- North American box art
- Developer: Konami
- Publisher: Konami
- Platform: Game Boy Color
- Release: JP: July 13, 2000; NA: March 19, 2002; UK: November 8, 2002; AU: May 9, 2003;
- Genre: Digital collectible card game
- Modes: Single-player, multiplayer

= Yu-Gi-Oh! Dark Duel Stories =

2000 video game

 is a 2000 digital collectible card game of the Yu-Gi-Oh! universe for the Game Boy Color, developed and published by Konami. The game was Konami's first attempt at a Yu-Gi-Oh! game released in English and the third game in the Japanese Duel Monsters series. This game uses the rules of the previous Duel Monsters games, as opposed to the rules for the Yu-Gi-Oh! Trading Card Game. Players of the game can trade and battle with other players using a link cable.

==Gameplay==
Players must beat each available player in a stage at least five times in order to get to the next stage. However, he or she may keep on dueling them for more points. A usual game consists of players using their assembled decks of cards to reduce their opponent's 8000 life points to zero, but a duel can also be won by forcing the player's opponent to run out of cards in their deck and having them unable to draw a card at the start of their turn, or by having all five pieces of Exodia in their hand.

To defeat the opposing monster, the player must have a monster with higher ATK (attack) points than that opposing card's ATK or DEF (defense) points, depending on whether the opponent's monster is in its Attack or Defense Position. Yu-Gi-Oh! Dark Duel Stories also allows them to defeat monsters based on card type or element weaknesses; here, the different between ATK or DEF points is not taken into account and the card with the weakness is instantly destroyed. In addition, cards in the Element List do not have an advantage over cards in the Special List and vice versa.

In order to duel, a player's Deck must contain 40 cards and be under their current deck cost limit, which is increased by winning duels. If the deck is over/under 40 cards or over the cost limit, the player will not be able to duel until the error is fixed. Certain cards may also not be included in their Deck unless they have the appropriate Duelist Level, which is also increased by winning duels. The deck cost limit and the Duelist Level do not decrease by losing.

===Passwords===
Players can input the 8-digit passwords found at the bottom of Yu-Gi-Oh! trading cards to receive that card in the in-game card trunk, provided that the password is compatible with the game (only the older expansion sets can be used, and certain cards will not work) As with cards obtained in-game, players can add saved cards from their chest to their deck, depending on how high a Duelist Level they have; the higher DL, the stronger the card allowed. Note that when using such a password, the card's effects will most likely change from the actual TCG card, due to the way Dark Duel Stories plays (using the standard Duel Monsters ruleset).

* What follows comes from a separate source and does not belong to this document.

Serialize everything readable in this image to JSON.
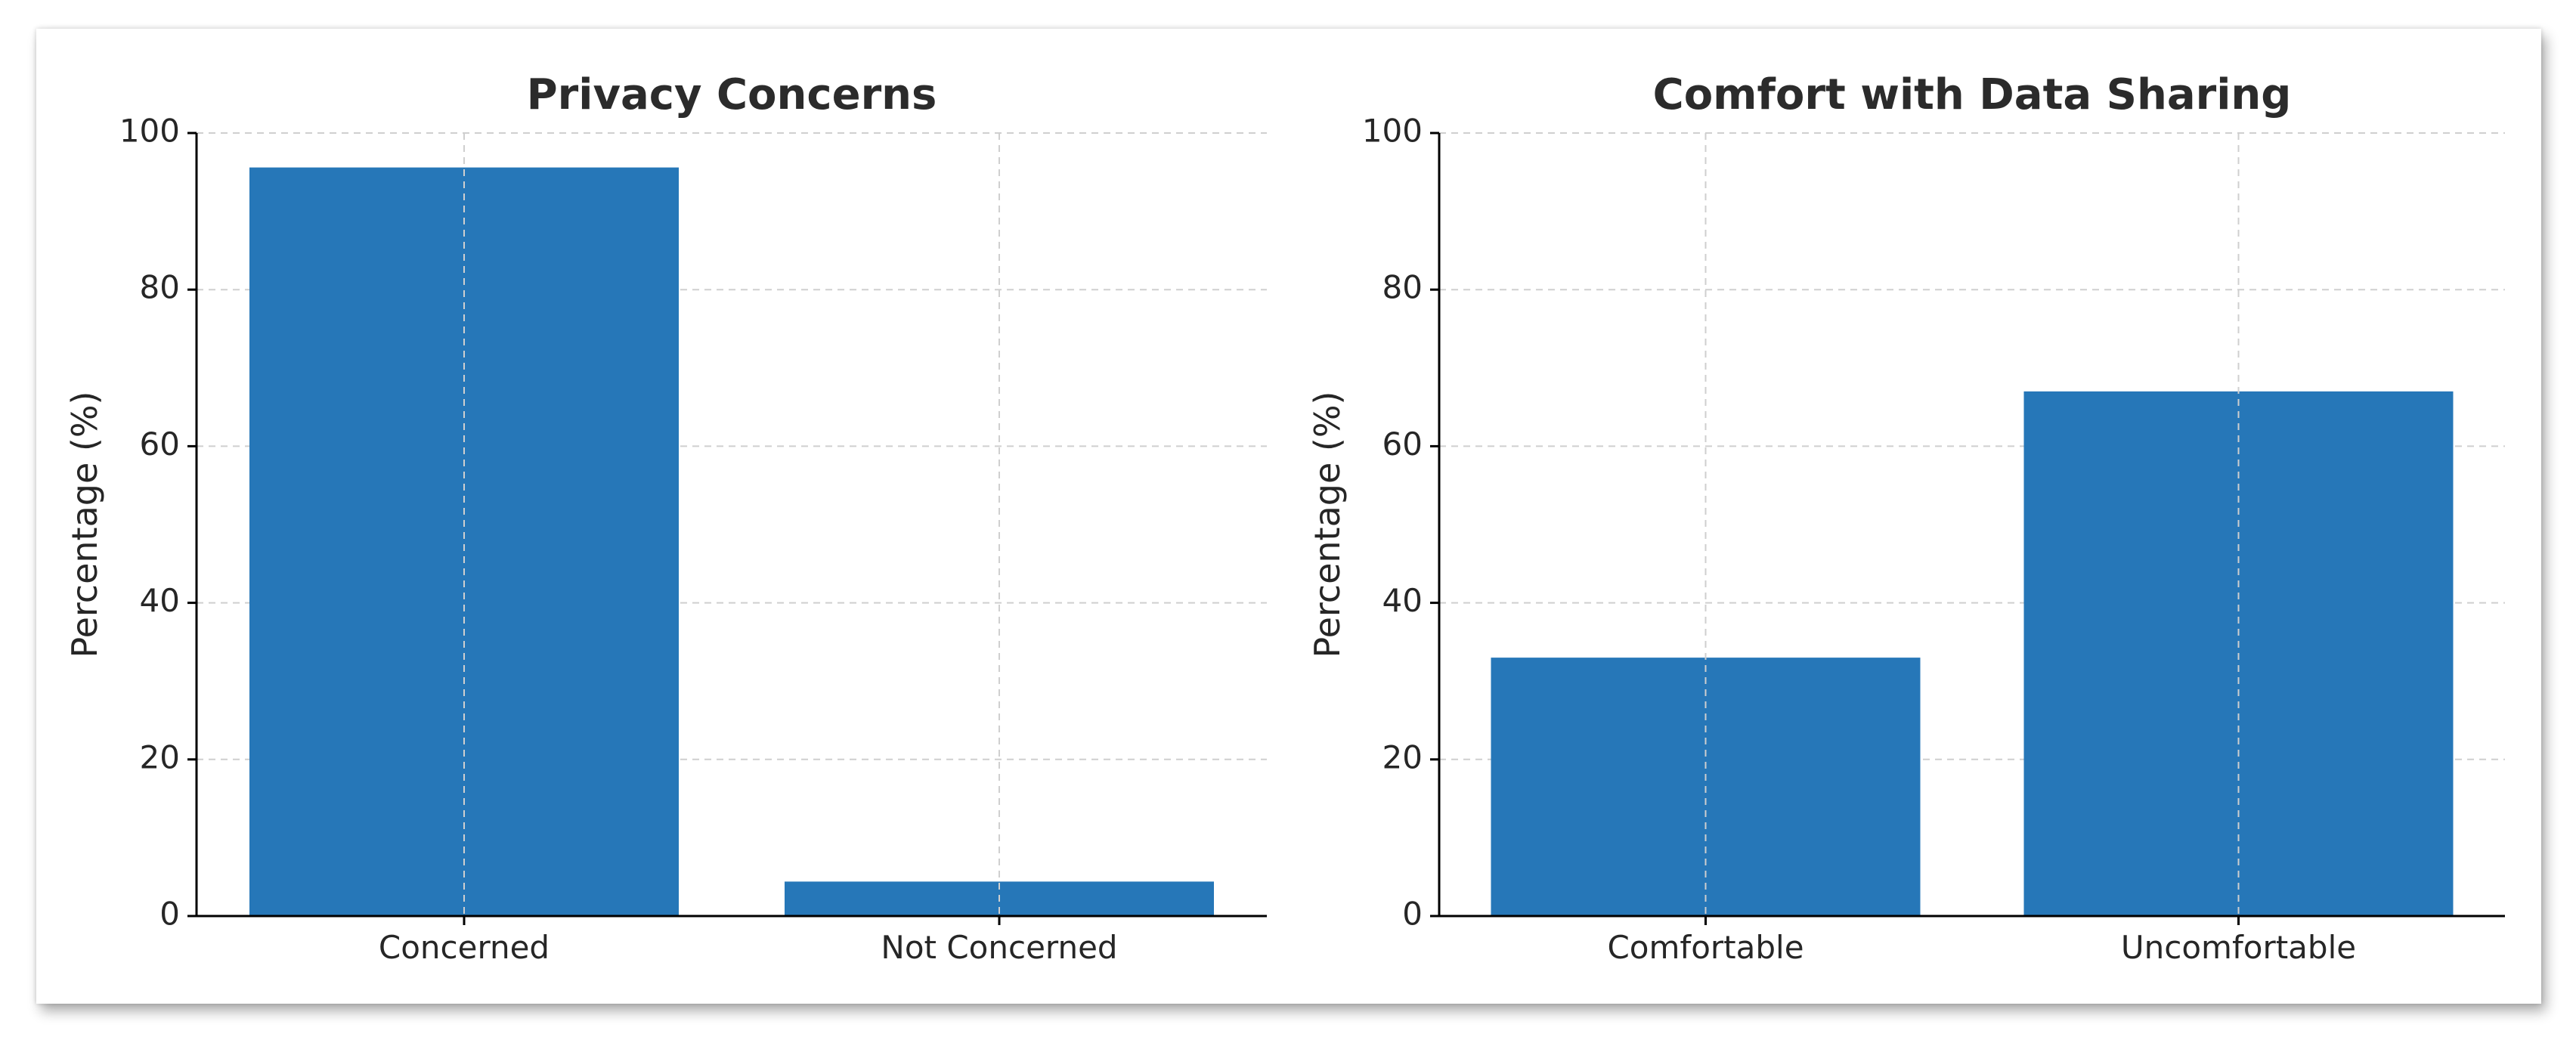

If a special password is typed in, Solomon Mutou will appear after matches and will give an additional card upon winning a match (including the one Teá gives the player). Solomon will also give them one extra Monster Card Part for each win as well.

There are also hidden passwords that unlock the hidden bosses in Stage 5, with the default being Yami Yugi. Whenever a password is inputted, the previous boss in that stage is replaced, but not deleted as inputting that boss' password again will re-enable him for battle. Furthermore, a boss' Record is never deleted; whenever the player switch between bosses, the old Records are hidden when another boss is "active" (to be replaced by the new boss' records), and the old records reappear whenever that boss becomes "active" again, hiding away the new boss' records.

===Card creation===
Dark Duel Stories allows the player to "create" cards using a top-half and a bottom-half Monster Card Part, which are earned by winning duels. Different card parts will produce different ATK and DEF results. After creation, these cards go to their in-game card trunk and can be put into their Deck later, provided they have made room for the card and their deck cost limit or Duelist Level meets the required level.

==Development==
The game was originally scheduled to release in North America in November 2001.

==Release==
Dark Duel Stories came bundled with three cards for the Yu-Gi-Oh! TCG that can be used in the real card game. Dark Duel Stories was packaged with two different sets of cards: Set 1 consists of Exodia the Forbidden One, Dark Magician and Blue Eyes White Dragon and Set 2 had Acid Trap Hole, Seiyaryu, and Salamandra. All 6 cards can be used in-game by collecting them after a won duel, or by using the password printed on the card.

The game was re-released in 2025 as part of the Yu-Gi-Oh! Early Days Collection game compilation.

==Reception==

GameSpot gave the game a score of 6.2 out of 10 stating, "Dark Duel Stories comes recommended to avid enthusiasts of the Duel Monsters card game, as well as players who are interested in trying out a new card game with plenty of replay value." All Game Guide called the gameplay in Yu-Gi-Oh! Dark Duel Stories fun and unpredictable.

Review scores
| Publication | Score |
|---|---|
| All Game Guide | 3.5/5 |
| GameSpot | 6.2/10 |
| The Tennessean | 3/5 |

==Sales==
The game is the fourth best selling Game Boy Color game in Japan, with 726,518 copies sold.